最初のアダージョは、始まりからしばらくヴィオラのピチカートとピアノの呼応が印象的で、ピアノによる楽想の展開も荘重でスケールが大きい。
次のアレグレットは少し明るさもあり躍動的。
そして問題の長いアダージョ、ここでは明らかにそれとわかるようにベートーヴェンのピアノ・ソナタ「月光」冒頭のメロディーが使われ、何か作曲家の頭から離れない強迫的な想念のように、ヴィオラとピアノで繰り返し綴られていく。

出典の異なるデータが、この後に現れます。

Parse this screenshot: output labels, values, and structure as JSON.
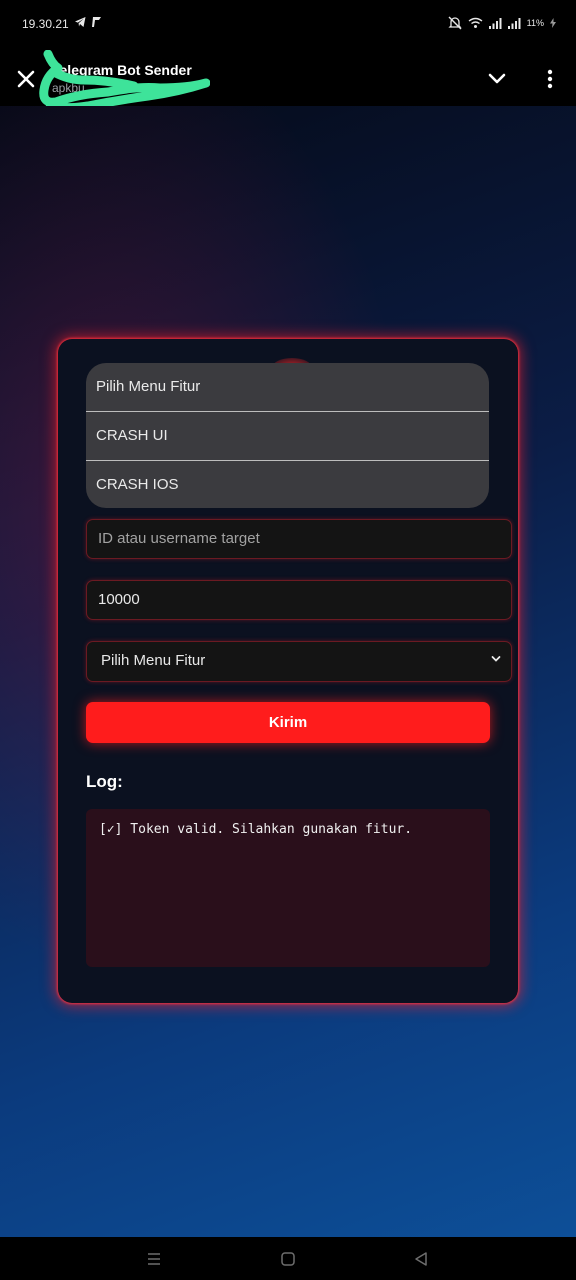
{
  "status": {
    "time": "19.30.21",
    "battery": "11%"
  },
  "app_bar": {
    "title": "Telegram Bot Sender",
    "subtitle": "apkbu"
  },
  "form": {
    "dropdown_options": [
      "Pilih Menu Fitur",
      "CRASH UI",
      "CRASH IOS"
    ],
    "target_placeholder": "ID atau username target",
    "amount_value": "10000",
    "feature_select_value": "Pilih Menu Fitur",
    "send_label": "Kirim"
  },
  "log": {
    "title": "Log:",
    "lines": [
      "[✓] Token valid. Silahkan gunakan fitur."
    ]
  },
  "colors": {
    "accent": "#ff1c1c",
    "card_background": "#0b1120",
    "scribble": "#3ee39a"
  }
}
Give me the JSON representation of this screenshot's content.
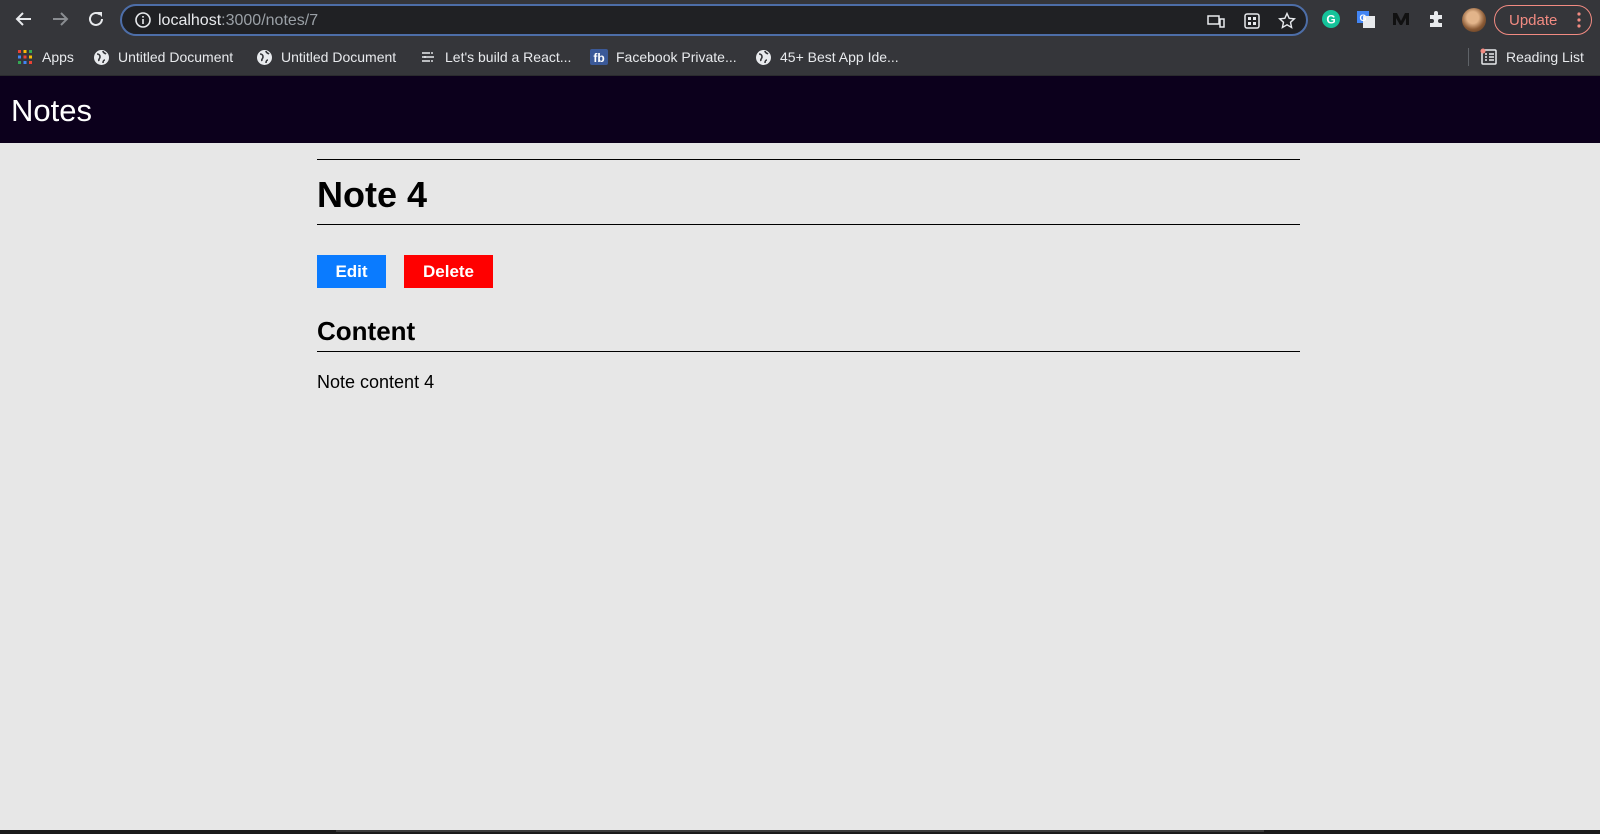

これが、自身の音楽的な成り立ちを振り返るものなのか、何かある時期のことを思っているのか、引用するからには何か意味はあるはずだが、それが特定できなくても、そういう捨てられない何かと、それを見つめる目、それがいまあること、それらについて、聴くものに何かが沈殿していく。もしかしたら作曲することによって、彼にその何かが明らかになったのか。
 
聴き終わってしばらく後、さてこういうのは他の作曲家にもあったなと思い出したのが、リヒャルト・シュトラウス(1864-1949) が1945年ナチス崩壊直後に作曲した「変容(23弦楽器のためのメタモルフォーゼン)」、ここに出てくるのはベートーヴェン交響曲第3番「英雄」(エロイカ)葬送行進曲のテーマ。従ってわかりやすいはずなのだが、それでもそういう第一次的な示唆を超えた次元に連れて行く。
 
つまり、何か知られている曲を使ってこういうことをやる、それはあまり表面的な意味にとらわれて聴かなくてもいいということだろう。
 
少し前に買ってきたこのCDはメロディア製作(プレスもロシア)で、ヴィオラがユーリ・バシュメット、ピアノがスヴャトスラフ・リヒテル、同じ作曲家のヴァイオリン・ソナタがオレグ・カガンのヴァイオリン、同じくリヒテルのピアノでカップルされている。後者はダヴィッド・オイストラフ60歳誕生日に捧げられた曲で、オイストラフとリヒテルによる録音(1969)も聴いたことがあるが、今回はそれよりさらに振幅の大きいものとなっている。
それぞれ1982年、1985年のライブ録音。
 
ショスタコーヴィチはかなり人気があるけれども、生誕100年の今年のうちに地味な作品のCDは買っておこうかと探したら、あると思っていなかった上記の演奏者のものが見つかり、好運だった。